Welcome to this week’s installment of science news, where we’ll figure out the origin of mysterious Martian gullies, find a lost city in Cambodia, and get the latest updates on women’s health. Plus, pretty Amazonian birds!

Long gullies on Martian sand dunes appear to be caused by blocks of frozen carbon dioxide (dry ice) sliding downhill, rather than by flowing water. Sometimes boulders roll downhill on Mars too, leaving pretty cool tracks.

Scientists have finally figured out why the moon has an uneven gravitational field – under certain conditions, impacts with meteors or asteroids can pull dense material from the moon’s mantle toward the surface.

A five-year-long NASA survey of Arctic permafrost has found that it’s warming even faster than the surrounding air. Massive mounts of carbon are trapped in the soil and when it thaws, it releases carbon dioxide and methane, both of which cause greenhouse warming (though methane’s effects are far worse).

We’ve finally figured out why ancient Roman cement is so much more durable (and environmentally friendly) than modern cement, which could revolutionize modern building.

Lidar surveys of the Cambodian jungle led archaeologists to the lost medieval city of Mahendraparvata; even modern villagers living within the borders of the former city didn’t know about some of the ruins hidden in the jungle.

Triceratops fossils are usually found alone, so the discovery of three skeletons together in Utah may make us revise our image of them as loners. Two of the individuals are sub-adults, so they may have been a family.

In 97% of bird species, males do not have penises. Scientists have finally figured out that a single gene is responsible for suppressing embryonic penile growth in chickens and quails.
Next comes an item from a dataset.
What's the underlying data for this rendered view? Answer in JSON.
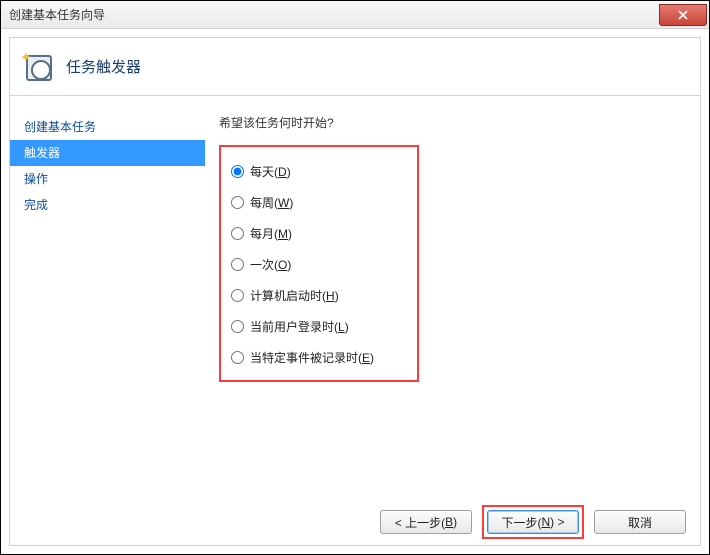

15 new bird species have been discovered in the Amazon. They’re so cute!

Aquatic mammals like whales and seals are able to hold their breath underwater for such a long time (up to 90 minutes for sperm whales) because of a modification of the myoglobin that stores oxygen in their blood cells. Even cooler, some land animals including elephants have a similar modification, meaning they likely had an ancestor that spent at least some time in the water.

Bites from lone star ticks can make you allergic to red meat.
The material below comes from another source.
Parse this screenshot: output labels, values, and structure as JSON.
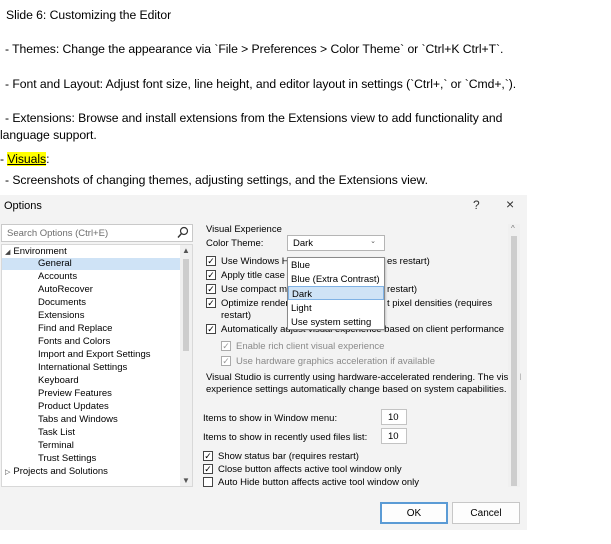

Do you feel more aggressive than usual when outside in bright sunshine? Wear sunglasses. Squinting into the sun gives you the same frown lines as actually being angry, which can trick you into feeling like you were angry.
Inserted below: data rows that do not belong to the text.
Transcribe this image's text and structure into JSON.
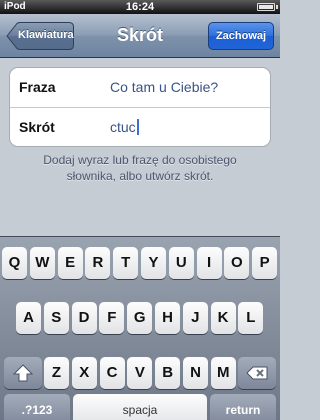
{
  "status_bar": {
    "carrier": "iPod",
    "time": "16:24",
    "battery_level": 0.86
  },
  "nav_bar": {
    "back_label": "Klawiatura",
    "title": "Skrót",
    "save_label": "Zachowaj"
  },
  "form": {
    "phrase_label": "Fraza",
    "phrase_value": "Co tam u Ciebie?",
    "shortcut_label": "Skrót",
    "shortcut_value": "ctuc"
  },
  "footer_text": "Dodaj wyraz lub frazę do osobistego słownika, albo utwórz skrót.",
  "keyboard": {
    "row1": [
      "Q",
      "W",
      "E",
      "R",
      "T",
      "Y",
      "U",
      "I",
      "O",
      "P"
    ],
    "row2": [
      "A",
      "S",
      "D",
      "F",
      "G",
      "H",
      "J",
      "K",
      "L"
    ],
    "row3": [
      "Z",
      "X",
      "C",
      "V",
      "B",
      "N",
      "M"
    ],
    "numbers_label": ".?123",
    "space_label": "spacja",
    "return_label": "return",
    "shift_icon": "shift-icon",
    "delete_icon": "delete-icon"
  },
  "colors": {
    "nav_tint": "#6d84a2",
    "save_button": "#2f6fdc",
    "value_text": "#385487"
  }
}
Nine-month-old babies would rather look at pictures of men with pudgier stomachs over men with sculpted abs. (TW at the link for defining them as “attractive” vs. “unattractive,” ugh.)

Women’s health news!

  • In regions where women don’t have access to Pap smears, there’s a much easier test that can detect cervical cancer cells – pouring vinegar onto the cervix and then examining it about a minute later. Cancerous cells will turn white, while healthy tissue doesn’t change color at all.
  • Did women evolve to go through menopause because historically, men preferred younger mates? Maybe, though it’s also possible that men selected younger mates because they were more fertile.
  • Hyperemesis gravidarum (made famous recently by Kate Middleton) puts about 285,000 women a year in the hospital, but we still don’t know much about it. The two most common treatments are Benadryl or other antihistamines that let patients sleep, and Zofran, an anti-nausea drug mostly given to cancer patients. While Zofran sounds scarier, a new study shows that Benadryl led to a higher incidence of  adverse effects, including low birth weight and premature birth.

In a unanimous decision, the US Supreme Court ruled that companies cannot patent human genes, though they can patent artificial sequences that can be inserted in the genome.

While we still don’t know precisely what causes it, new MRI studies show differences in the brains of people suffering from Gulf War Syndrome, showing that it isn’t just psychological.